Dienstag, Juli 10, 2007

Partnerschaften

Bram schreibt:
We all are looking for our "other half" - some a lifetime, others in one single relationship. Our entire being is out to get from others whats missing in ourselfes. That means, every one of us has such high expectaions of the OTHER - nobody but nobody can fulfill it. Meaning that in a partnership both are in constant search to get from the other whats missing in ones self. That must be destined to doom. Guilt feelings are mostly the result of that which have to be compensated with throwing guilt on the other. This is the darkest picture thrown at the wall.

As far as "Geschlechterverteilung" or who is the strongest: My experience during a long relationship, this is subject to change at all times. Going thru trials and tribulations, in a healthy relationship this will also be accepted, though very often not without a fight - normal if you allow both of the partners to evolve. Ideally strength is equal at all times but thats rarely the case.

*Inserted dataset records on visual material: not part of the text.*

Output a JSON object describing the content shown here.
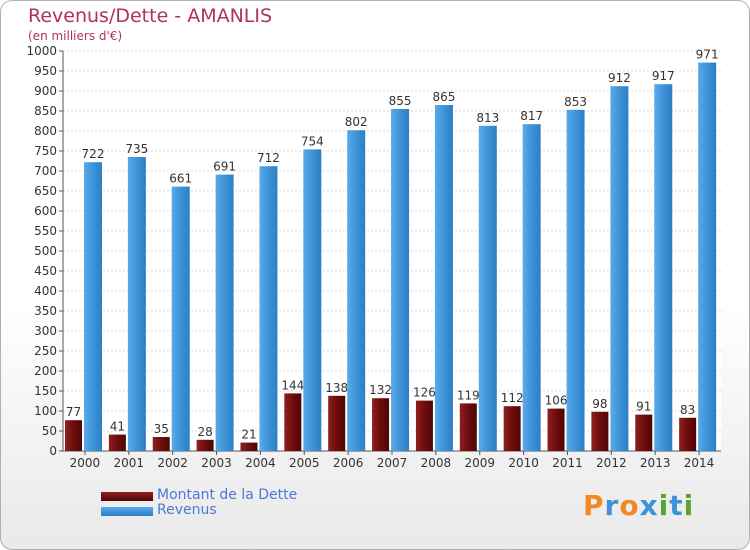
{
  "chart_data": {
    "type": "bar",
    "title": "Revenus/Dette - AMANLIS",
    "subtitle": "(en milliers d'€)",
    "categories": [
      "2000",
      "2001",
      "2002",
      "2003",
      "2004",
      "2005",
      "2006",
      "2007",
      "2008",
      "2009",
      "2010",
      "2011",
      "2012",
      "2013",
      "2014"
    ],
    "series": [
      {
        "name": "Montant de la Dette",
        "color": "#7a1010",
        "values": [
          77,
          41,
          35,
          28,
          21,
          144,
          138,
          132,
          126,
          119,
          112,
          106,
          98,
          91,
          83
        ]
      },
      {
        "name": "Revenus",
        "color": "#3d93d8",
        "values": [
          722,
          735,
          661,
          691,
          712,
          754,
          802,
          855,
          865,
          813,
          817,
          853,
          912,
          917,
          971
        ]
      }
    ],
    "ylim": [
      0,
      1000
    ],
    "yticks": [
      0,
      50,
      100,
      150,
      200,
      250,
      300,
      350,
      400,
      450,
      500,
      550,
      600,
      650,
      700,
      750,
      800,
      850,
      900,
      950,
      1000
    ],
    "grid": true,
    "legend_position": "bottom-left"
  },
  "logo": {
    "text": "Proxiti",
    "colors": [
      "#f08a24",
      "#3d93d8",
      "#f08a24",
      "#3d93d8",
      "#5aa52e",
      "#3d93d8",
      "#5aa52e"
    ]
  }
}
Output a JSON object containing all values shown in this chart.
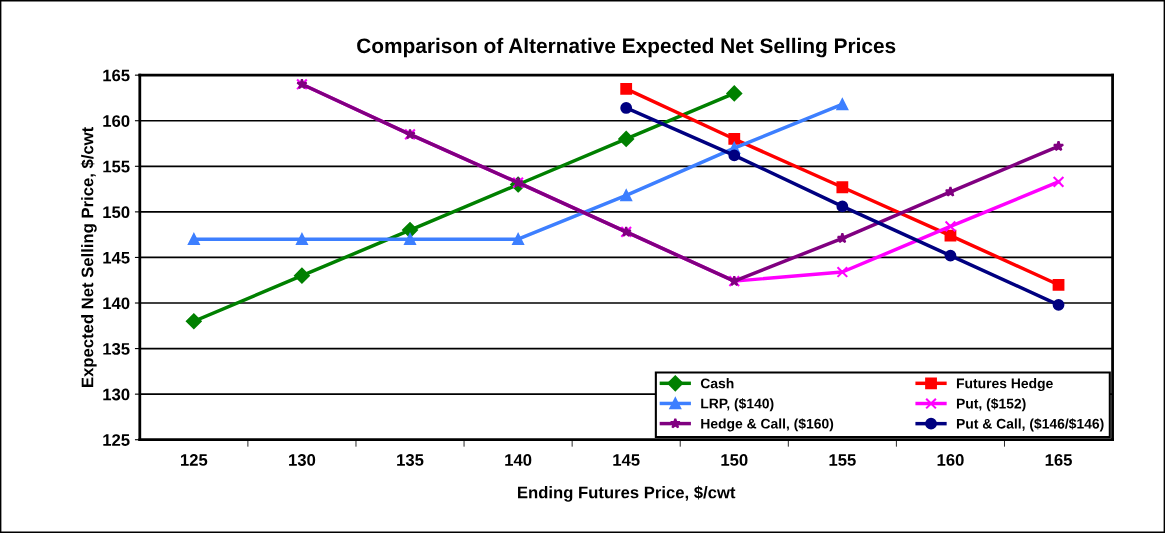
{
  "chart_data": {
    "type": "line",
    "title": "Comparison of Alternative Expected Net Selling Prices",
    "xlabel": "Ending Futures Price, $/cwt",
    "ylabel": "Expected Net Selling Price, $/cwt",
    "categories": [
      "125",
      "130",
      "135",
      "140",
      "145",
      "150",
      "155",
      "160",
      "165"
    ],
    "ylim": [
      125,
      165
    ],
    "yticks": [
      125,
      130,
      135,
      140,
      145,
      150,
      155,
      160,
      165
    ],
    "grid": "y",
    "legend": "bottom right",
    "series": [
      {
        "name": "Cash",
        "color": "#008000",
        "marker": "diamond",
        "values": [
          138,
          143,
          148,
          153,
          158,
          163,
          null,
          null,
          null
        ]
      },
      {
        "name": "Futures Hedge",
        "color": "#ff0000",
        "marker": "square",
        "values": [
          null,
          null,
          null,
          null,
          163.5,
          158,
          152.7,
          147.4,
          142
        ]
      },
      {
        "name": "LRP, ($140)",
        "color": "#3d7fff",
        "marker": "triangle",
        "values": [
          147,
          147,
          147,
          147,
          151.8,
          157,
          161.8,
          null,
          null
        ]
      },
      {
        "name": "Put, ($152)",
        "color": "#ff00ff",
        "marker": "cross",
        "values": [
          null,
          164,
          158.5,
          153.2,
          147.8,
          142.4,
          143.4,
          148.4,
          153.3
        ]
      },
      {
        "name": "Hedge & Call, ($160)",
        "color": "#800080",
        "marker": "star",
        "values": [
          null,
          164,
          158.5,
          153.2,
          147.8,
          142.4,
          147.1,
          152.2,
          157.2
        ]
      },
      {
        "name": "Put & Call, ($146/$146)",
        "color": "#000080",
        "marker": "circle",
        "values": [
          null,
          null,
          null,
          null,
          161.4,
          156.2,
          150.6,
          145.2,
          139.8
        ]
      }
    ]
  }
}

But the real challenge is in a relationship to recognize: I create my own reality. The responsibility for a healthy and happy life is MY OWN . I can not make it dependent from the other. We all have the tendency to say: if the partner just would be a little more like that or that or if circumstances would just be a little different, I would be happy. This of course is shitty because: I had my part in it and its development. To recognize that fully is mostly very painful but a start to look at things differently. To say that the partner pushed me in a position or direction is saying I AM POWERLESS and who wants that? I think most everyone has gone thru that kind of accusation. Children is another subject. We have them, love them and raise them and while we do that, we have a certain power over them. Then comes the "Abnabelung" and we have to let them go (we lose power over them). This hurts plenty - we dont mean as much to them any longer - they start to have their own ideas - our words dont mean much any more ( we only want the best for them). You think about things you could have done better with your kids, all the things you did wrong where you might have stifled them (guilt) and the kids help you right along with this kind of believe at this particular "Abnabelung" situation. At one point you have to come to the conclusion, that within your own stage of development, you have done the best you could and its now the turn of your offspring to accept responsibily for their own development.
This will take a bit but just TRUST because you love them and you did your best. AND you just have to let them go -you never stop loving them - BUT YOU HAVE to let your EXPECTATIOS go just as in any other relationship.

Thats what I believe is the lesson in our life: I create my OWN realty - I might be influenced and I influence but in the end each of us is responsible for the development and "Gestaltung" of our life. This is the real power we hold it in our hands NOT to delegate it to the other people in our lifes. If that sounds to abstract, the small steps in life show that its possible. If we wake up in the morning with that terrible feeling whats expected of us today, we lost already. What do I want of this day and how do I reach it with that feeling "I´ve earned a beautiful day", letting yourself be as you are and the other one, too without a hurt feeling and still have a beautiful day - letting go of expecting from others and not submitting to other expectations is POWER -
So maybe we get there still in this life?

Also my belief is: You have to let kids go but energetically you will always be part of them and they of you. Other partnerships which have ended, must be ended ALSO energetically. That means we have to let go of all aspects in the past - lovingly (preferrably without bad feelings (accomplished in time if you take responsibility for your own part in the situation)) but CLEAR CUT and OFFICIALLY. If that means you have to give up everything you worked and can show for in all those years, do it because energetically it also belongs to the past and should not stick to you as it hinders your present and future. Done officially it also sets a mark where everybody concerned knows where they stand and can go on with their lives - nobody is glued to the other any longer.